In mid-2014, the first deputy to Roskosmos head Aleksandr Ivanov told the Ekho Moskvy radio station that Angara-5 vehicles had already been ordered for launches of operational satellites scheduled in 2016 or 2017.
In an interview with the TASS news agency in August 2014, the head of GKNPTs Khrunichev Vladimir Nesterov said that during its second mission, Angara-5 would be carrying an operational payload, however the launch vehicle would officially remain in flight testing until 2020.
As of beginning of 2015, the second rocket was expected to leave the assembly line by November of that year.

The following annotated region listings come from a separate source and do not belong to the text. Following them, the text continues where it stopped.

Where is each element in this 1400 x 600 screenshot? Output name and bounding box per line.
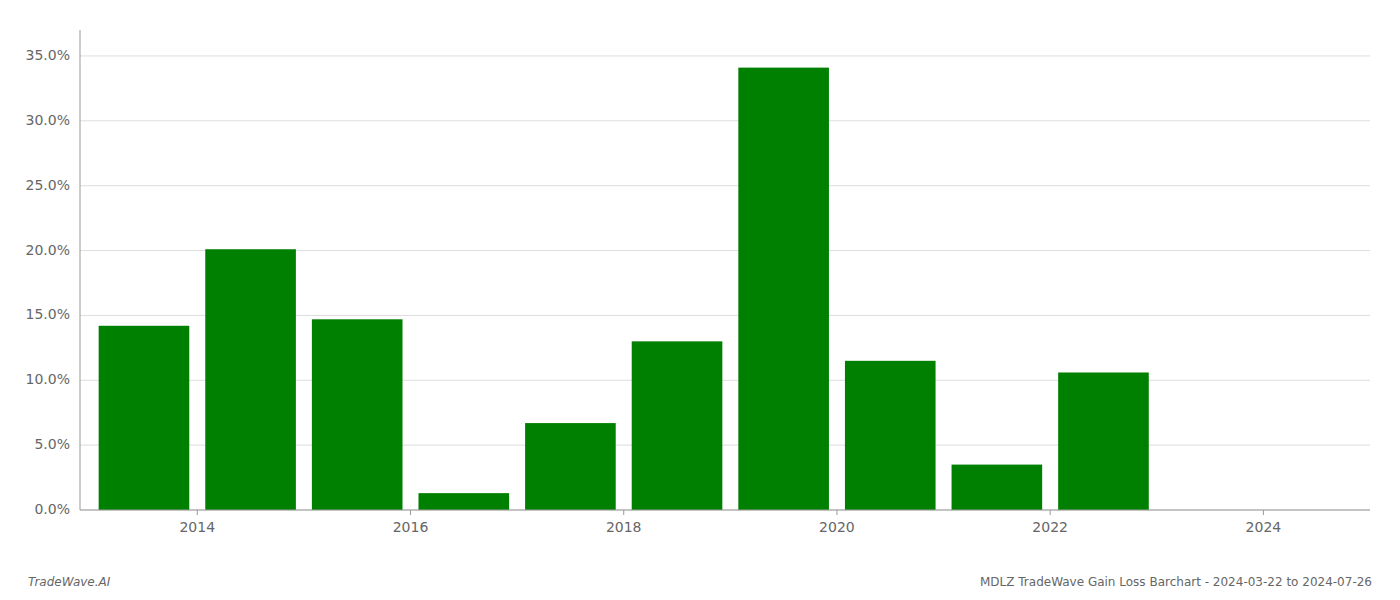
bars [99,68,1149,510]
y-tick-label: 25.0% [26,177,70,193]
y-tick-label: 0.0% [34,501,70,517]
y-tick-label: 5.0% [34,436,70,452]
bar [205,249,296,510]
x-tick-label: 2022 [1032,519,1068,535]
bar [312,319,403,510]
background [0,0,1400,600]
y-tick-label: 10.0% [26,371,70,387]
x-tick-label: 2024 [1246,519,1282,535]
y-tick-label: 15.0% [26,306,70,322]
grid-line [80,185,1370,186]
chart-svg: 0.0% 5.0% 10.0% 15.0% 20.0% 25.0% 30.0% 35.0% 20… [0,0,1400,600]
chart-container: 0.0% 5.0% 10.0% 15.0% 20.0% 25.0% 30.0% 35.0% 20… [0,0,1400,600]
x-tick [836,510,837,515]
grid [80,56,1370,510]
x-tick [197,510,198,515]
grid-line [80,510,1370,511]
x-tick-label: 2014 [179,519,215,535]
bar [525,423,616,510]
x-tick-label: 2020 [819,519,855,535]
x-tick [1050,510,1051,515]
bar [1058,372,1149,510]
y-tick-label: 35.0% [26,47,70,63]
bar [738,68,829,510]
y-tick-label: 20.0% [26,242,70,258]
bar [632,341,723,510]
grid-line [80,55,1370,56]
x-tick [1263,510,1264,515]
x-tick [623,510,624,515]
y-tick-label: 30.0% [26,112,70,128]
bar [99,326,190,510]
x-tick-label: 2016 [393,519,429,535]
x-axis-line [80,510,1370,511]
x-tick [410,510,411,515]
footer-text: TradeWave.AI [28,575,111,589]
y-axis-line [80,30,81,510]
y-axis: 0.0% 5.0% 10.0% 15.0% 20.0% 25.0% 30.0% 35.0% [26,30,80,517]
bar [845,361,936,510]
bar [418,493,509,510]
x-tick-label: 2018 [606,519,642,535]
bar [952,465,1043,510]
footer: TradeWave.AI MDLZ TradeWave Gain Loss Bar… [28,575,1372,589]
footer-text: MDLZ TradeWave Gain Loss Barchart - 2024… [980,575,1372,589]
x-axis: 2014 2016 2018 2020 2022 2024 [80,510,1370,535]
grid-line [80,120,1370,121]
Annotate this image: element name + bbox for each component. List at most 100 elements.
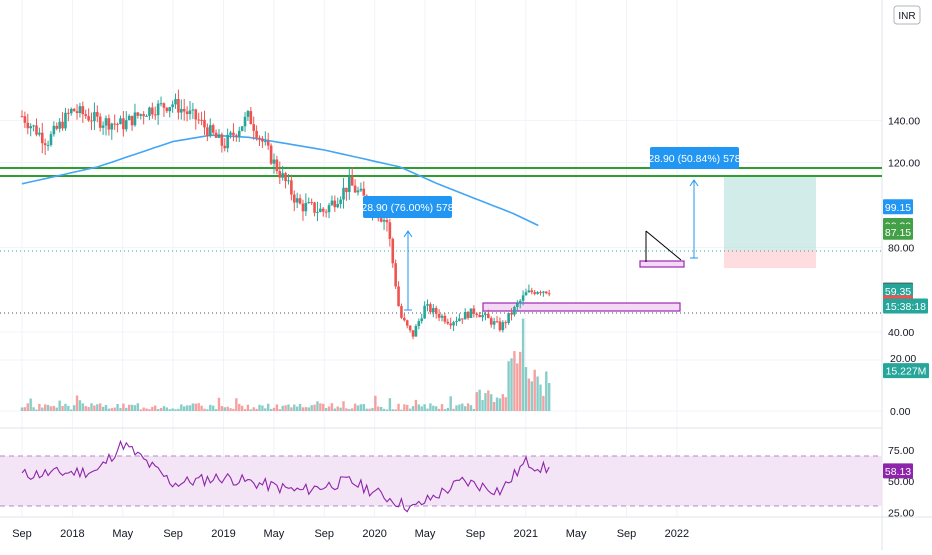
volume-scale-ticks: 20.00 0.00 15.227M [883, 353, 929, 418]
moving-average-line[interactable] [21, 134, 539, 227]
time-axis-label: Sep [12, 528, 32, 540]
volume-bar [278, 409, 281, 411]
candle [168, 106, 172, 118]
position-stop-zone[interactable] [724, 250, 816, 268]
volume-bar [107, 408, 111, 411]
volume-bar [269, 408, 273, 411]
candle [145, 114, 148, 117]
volume-bar [267, 403, 270, 411]
consolidation-rectangle[interactable] [639, 260, 685, 268]
rsi-scale-ticks: 75.00 50.00 25.00 58.13 [883, 445, 914, 519]
candle [510, 308, 513, 321]
price-scale-area[interactable] [882, 0, 932, 550]
volume-bar [281, 405, 284, 411]
measure-arrow-right[interactable] [689, 179, 699, 259]
candle [72, 107, 76, 112]
candle [84, 109, 88, 119]
volume-bar [272, 407, 276, 411]
time-axis[interactable]: Sep 2018 May Sep 2019 May Sep 2020 May Sep 2021 May… [12, 528, 689, 540]
support-zone-rectangle[interactable] [482, 302, 681, 312]
candle [249, 107, 253, 125]
volume-bar [142, 407, 145, 411]
rsi-line[interactable] [21, 439, 550, 513]
candle [353, 179, 357, 194]
volume-bar [290, 407, 293, 411]
volume-bar [516, 363, 519, 411]
volume-bar [301, 407, 305, 411]
candle [64, 107, 67, 131]
rsi-tick-label: 25.00 [888, 507, 914, 519]
trendline-descending[interactable] [645, 230, 682, 261]
volume-bar [206, 409, 209, 411]
volume-series[interactable] [20, 318, 551, 411]
volume-bar [377, 406, 380, 411]
candle [275, 155, 279, 175]
candle [342, 177, 345, 209]
measure-label-right[interactable]: 28.90 (50.84%) 578 [648, 147, 741, 169]
candle [81, 101, 85, 123]
volume-bar [43, 404, 47, 411]
candlestick-series[interactable] [20, 89, 551, 340]
candle [536, 291, 539, 295]
volume-bar [20, 407, 24, 411]
measure-label-left-text: 28.90 (76.00%) 578 [361, 202, 453, 214]
candle [481, 310, 484, 322]
volume-bar [504, 397, 507, 411]
candle [492, 317, 496, 330]
volume-bar [417, 404, 421, 411]
volume-bar [78, 400, 82, 411]
candle [156, 100, 160, 125]
volume-bar [545, 371, 548, 411]
measure-arrow-left[interactable] [403, 230, 413, 311]
candle [504, 320, 508, 329]
candle [214, 129, 218, 139]
volume-bar [58, 400, 61, 411]
price-tick-label: 140.00 [888, 115, 920, 127]
volume-bar [527, 378, 531, 411]
candle [455, 316, 458, 326]
price-scale-ticks: 140.00 120.00 80.00 40.00 [888, 115, 920, 339]
candle [478, 312, 481, 318]
measure-label-left[interactable]: 28.90 (76.00%) 578 [361, 196, 454, 218]
price-tick-label: 40.00 [888, 327, 914, 339]
volume-bar [319, 403, 322, 411]
candle [458, 313, 461, 322]
candle [35, 118, 38, 137]
volume-bar [533, 369, 536, 411]
position-target-zone[interactable] [724, 177, 816, 250]
volume-bar [243, 409, 247, 411]
candle [58, 118, 61, 133]
volume-bar [90, 403, 93, 411]
countdown-badge: 15:38:18 [883, 298, 928, 314]
candle [55, 122, 59, 131]
candle [23, 111, 27, 129]
candle [489, 316, 493, 328]
candle [327, 202, 331, 219]
volume-bar [211, 405, 215, 411]
candle [403, 313, 406, 322]
candle [466, 310, 470, 320]
price-badge: 99.15 [883, 199, 913, 215]
candle [460, 318, 464, 324]
volume-bar [183, 406, 186, 411]
volume-bar [345, 408, 348, 411]
candle [232, 123, 235, 142]
candle [414, 324, 418, 337]
candle [426, 299, 429, 312]
candle [75, 104, 79, 120]
candle [133, 103, 137, 127]
currency-button[interactable]: INR [893, 5, 921, 25]
candle [397, 281, 400, 307]
volume-bar [55, 407, 58, 411]
volume-bar [304, 407, 308, 411]
candle [391, 237, 395, 268]
candle [295, 192, 299, 208]
candle [359, 182, 363, 193]
volume-bar [159, 407, 163, 411]
time-axis-label: May [112, 528, 133, 540]
volume-bar [374, 395, 377, 411]
volume-bar [510, 358, 513, 411]
volume-bar [197, 403, 200, 411]
candle [101, 121, 105, 135]
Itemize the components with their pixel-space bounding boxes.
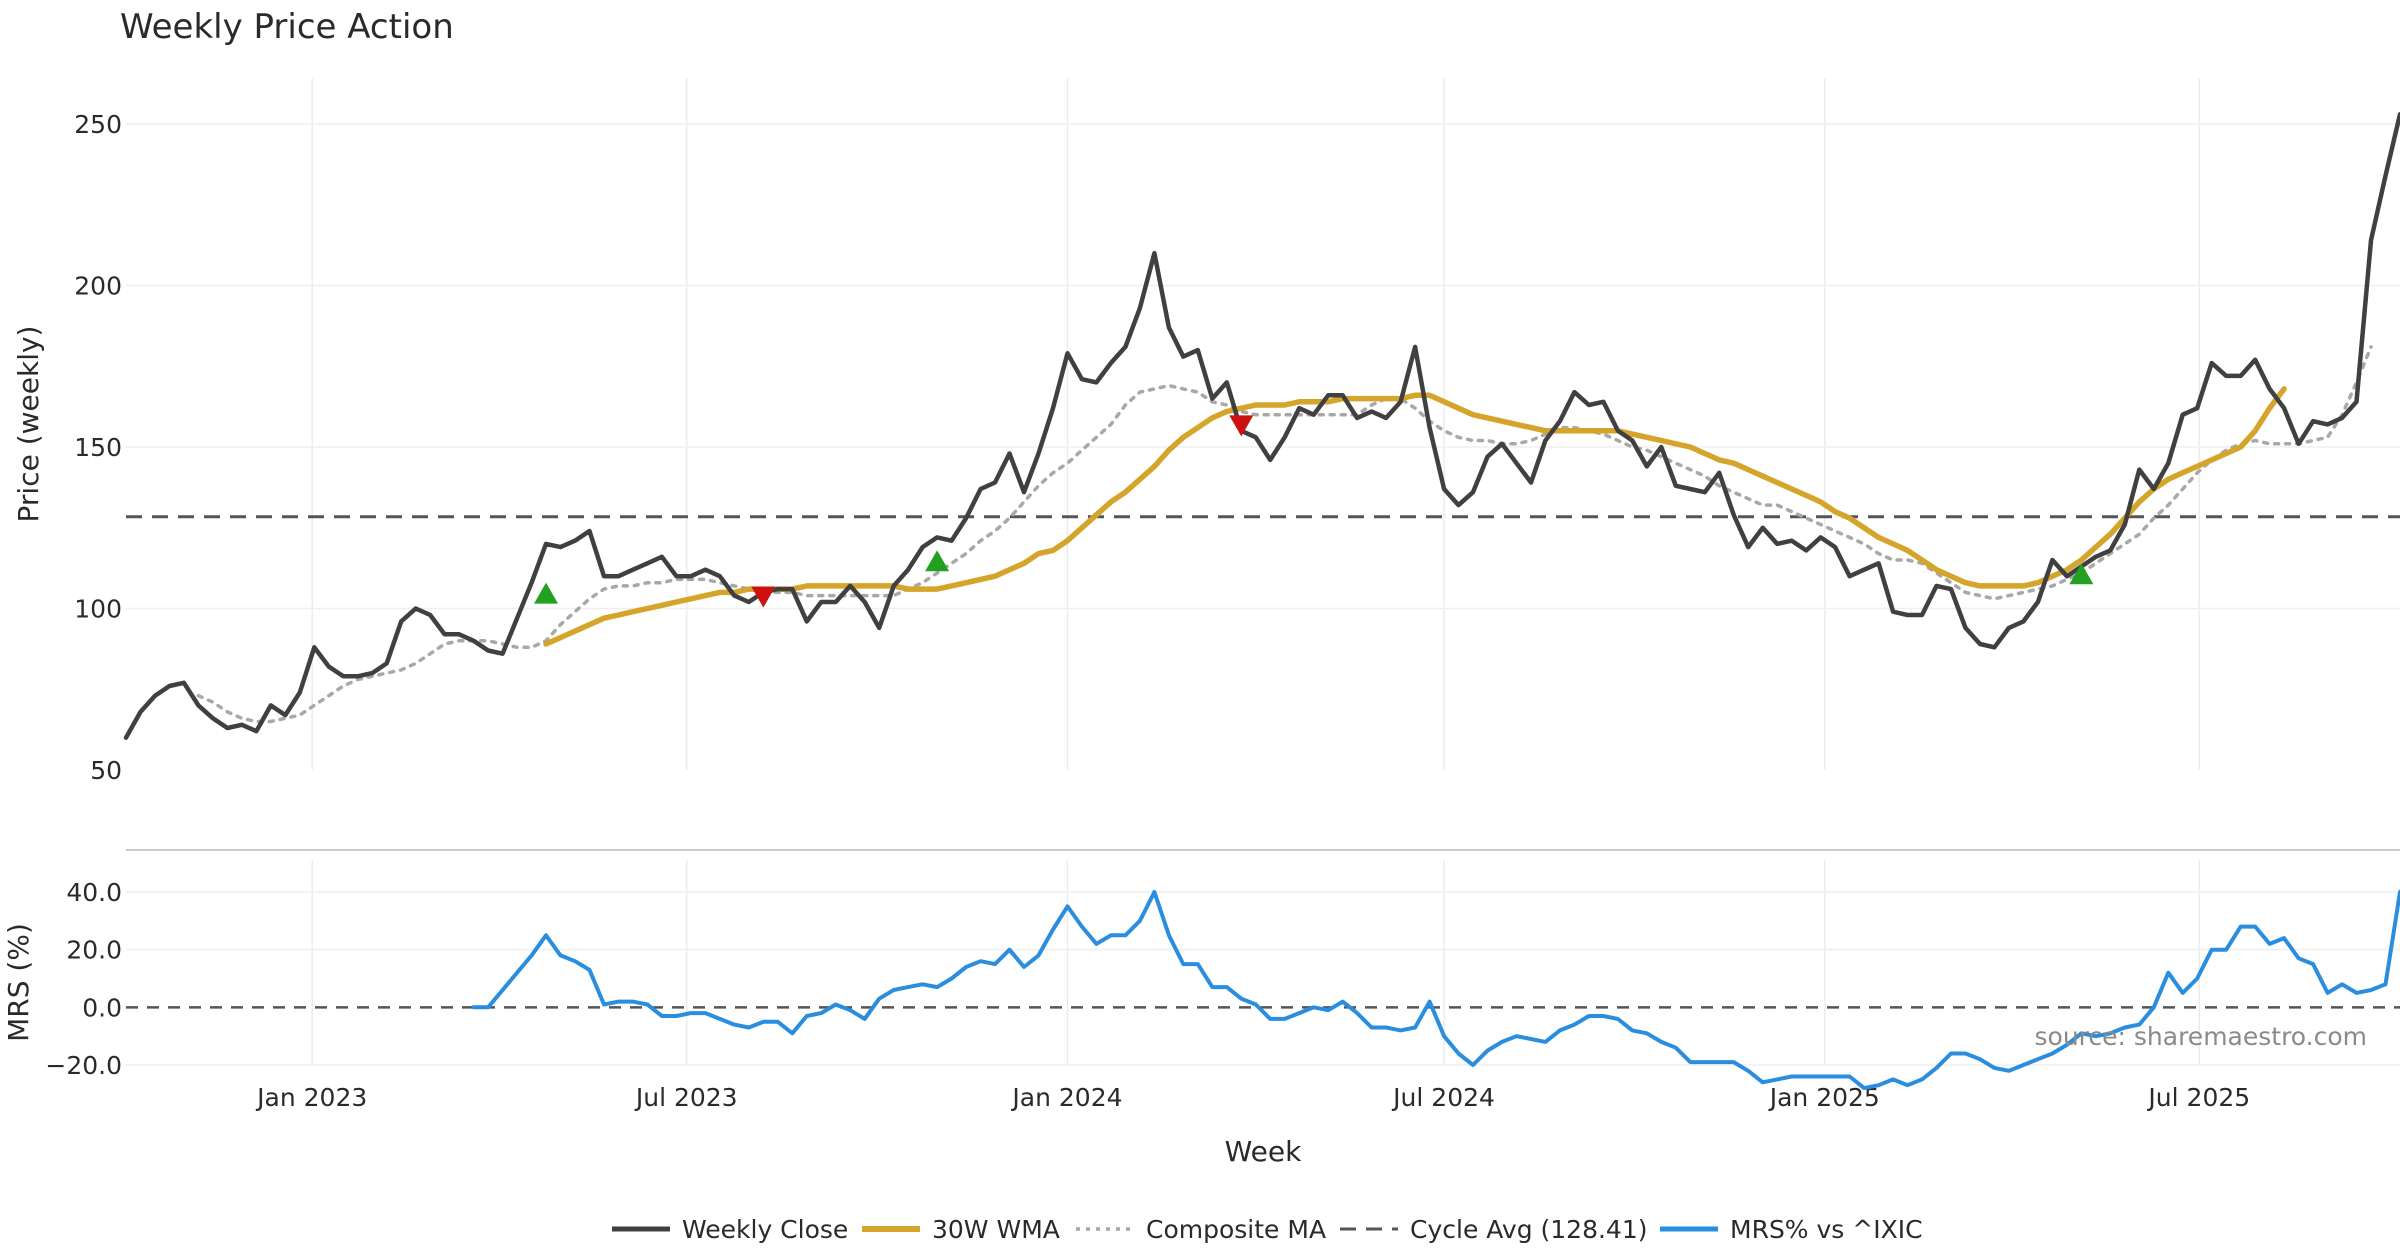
- weekly-close-line: [123, 112, 2400, 740]
- price-y-axis-label: Price (weekly): [12, 326, 45, 523]
- chart-title: Weekly Price Action: [120, 7, 454, 47]
- signal-markers: [534, 415, 2094, 608]
- mrs-line: [471, 889, 2400, 1091]
- x-tick-label: Jan 2023: [255, 1083, 367, 1112]
- legend-cycle-avg: Cycle Avg (128.41): [1340, 1215, 1648, 1244]
- legend-label: Composite MA: [1146, 1215, 1326, 1244]
- buy-signal-marker: [925, 550, 950, 572]
- legend-label: MRS% vs ^IXIC: [1730, 1215, 1923, 1244]
- legend-label: Cycle Avg (128.41): [1410, 1215, 1648, 1244]
- legend-label: 30W WMA: [932, 1215, 1060, 1244]
- wma-30w-line: [543, 386, 2287, 647]
- mrs-y-tick-label: 40.0: [66, 878, 122, 907]
- x-axis-label: Week: [1225, 1135, 1302, 1168]
- mrs-y-axis-label: MRS (%): [2, 923, 35, 1042]
- legend-label: Weekly Close: [682, 1215, 848, 1244]
- x-tick-label: Jan 2024: [1010, 1083, 1122, 1112]
- legend-composite-ma: Composite MA: [1076, 1215, 1326, 1244]
- legend-mrs: MRS% vs ^IXIC: [1660, 1215, 1923, 1244]
- sell-signal-marker: [1229, 415, 1254, 437]
- source-note: source: sharemaestro.com: [2035, 1022, 2368, 1051]
- legend-wma-30w: 30W WMA: [862, 1215, 1060, 1244]
- price-y-tick-label: 50: [90, 756, 122, 785]
- legend-weekly-close: Weekly Close: [612, 1215, 848, 1244]
- buy-signal-marker: [2069, 563, 2094, 585]
- mrs-y-tick-label: 20.0: [66, 936, 122, 965]
- x-tick-label: Jul 2024: [1391, 1083, 1495, 1112]
- price-y-tick-label: 250: [74, 110, 122, 139]
- price-y-tick-label: 100: [74, 595, 122, 624]
- axes: Jan 2023 Jul 2023 Jan 2024 Jul 2024 Jan 2025…: [2, 110, 2400, 1112]
- mrs-y-tick-label: −20.0: [45, 1051, 122, 1080]
- mrs-y-tick-label: 0.0: [82, 993, 122, 1022]
- series: [123, 112, 2400, 1091]
- price-y-tick-label: 150: [74, 433, 122, 462]
- sell-signal-marker: [751, 586, 776, 608]
- price-y-tick-label: 200: [74, 272, 122, 301]
- x-tick-label: Jul 2025: [2146, 1083, 2250, 1112]
- composite-ma-line: [196, 345, 2373, 724]
- buy-signal-marker: [534, 582, 559, 604]
- x-tick-label: Jul 2023: [634, 1083, 738, 1112]
- legend: Weekly Close 30W WMA Composite MA Cycle Avg…: [612, 1215, 1923, 1244]
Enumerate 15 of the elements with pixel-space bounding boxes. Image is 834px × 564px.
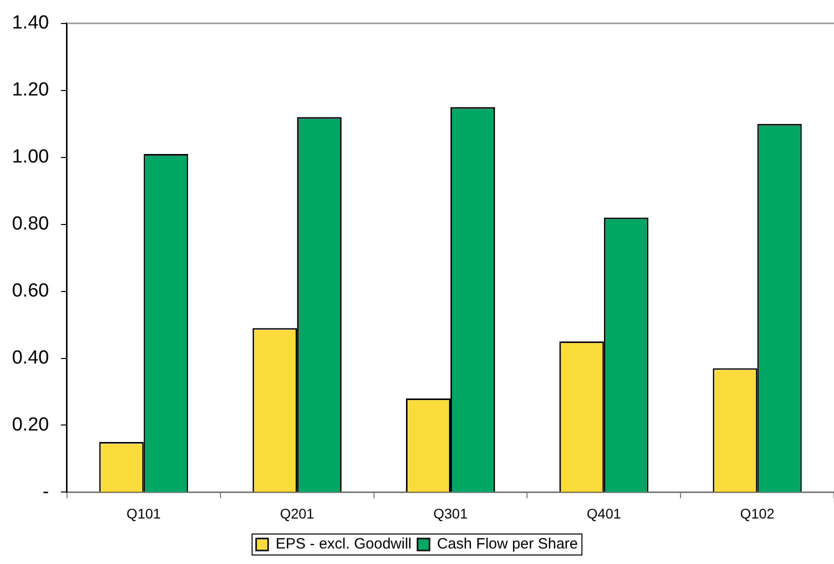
x-tick-label: Q201 bbox=[280, 505, 314, 522]
y-tick-label: 0.20 bbox=[12, 414, 49, 436]
x-tick-label: Q101 bbox=[126, 505, 162, 522]
y-tick-label: 1.40 bbox=[12, 12, 49, 34]
x-tick-label: Q102 bbox=[740, 505, 775, 522]
y-tick-label: 0.40 bbox=[12, 347, 49, 368]
y-tick-label: 0.80 bbox=[12, 214, 49, 235]
y-tick-label: 1.20 bbox=[12, 80, 49, 101]
legend-label: Cash Flow per Share bbox=[436, 536, 578, 553]
legend-label: EPS - excl. Goodwill bbox=[276, 536, 412, 553]
x-tick-label: Q401 bbox=[586, 505, 622, 522]
x-tick-label: Q301 bbox=[433, 505, 468, 522]
y-tick-label: 1.00 bbox=[12, 146, 49, 168]
y-tick-label: 0.60 bbox=[12, 280, 49, 302]
y-tick-label: - bbox=[42, 481, 49, 502]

In September 2014, officials at GKNPTs Khrunichev announced that by 2021 Angara-A5 would take over launches of all Russian government payloads, leaving Proton to deliver commercial missions. However, there appears to be a delay, as the current information is that the Angara launch vehicle family would replace the Proton by 2024.
The Angara 1.2
In addition to paving the way for the much larger Angara A5, Angara-1.2 was being positioned as the main light-weight delivery system for compact satellites of the Russian Ministry of Defense, the domestic civilian space agency Roscosmos and for international customers around the world.
The original version of the Angara-1.2 rocket was expected to have a liftoff mass of 171-tons and the capability to put 3.7 tons of cargo into the low Earth’s orbit from Plesetsk.
During the flight, the launch vehicle would be kept on course with the help of a gyroscopic system and an onboard computer derived from the Biser-6 flight control system both developed at the NPTs AP design center in Moscow. The Orbita telemetry system would process the flight data.
According to the original plans, the Angara-1.2 version would combine the standard URM-1 module with a diameter of 2.9 meters as its first stage and the URM-2 module as its second stage. The URM-2 module with a diameter of 3.6 meters derived from the already existing Block I stage, which had been developed for the Soyuz-2 rocket. As a result, the Angara-1.2’s top stage would have wider diameter than its lower rocket module.
In August 2014, the head of GKNPTs Khrunichev Vladimir Nesterov said that the light-weight version of the Angara rocket would be equipped with an “aggregate module,” which will be installed on top of the second stage and act as a space tug, completing the job of inserting satellites into their final orbits.
The new third stage was developed based on the company’s existing propulsion system and would fly for the first time in 2015 or 2016, after the first launch of the Angara-5 rocket, Nesterov said at the time.
In the first half of 2019, Roscosmos released footage of the checkout and test facility for the Angara 1.2, showing that progress was being made on the missile.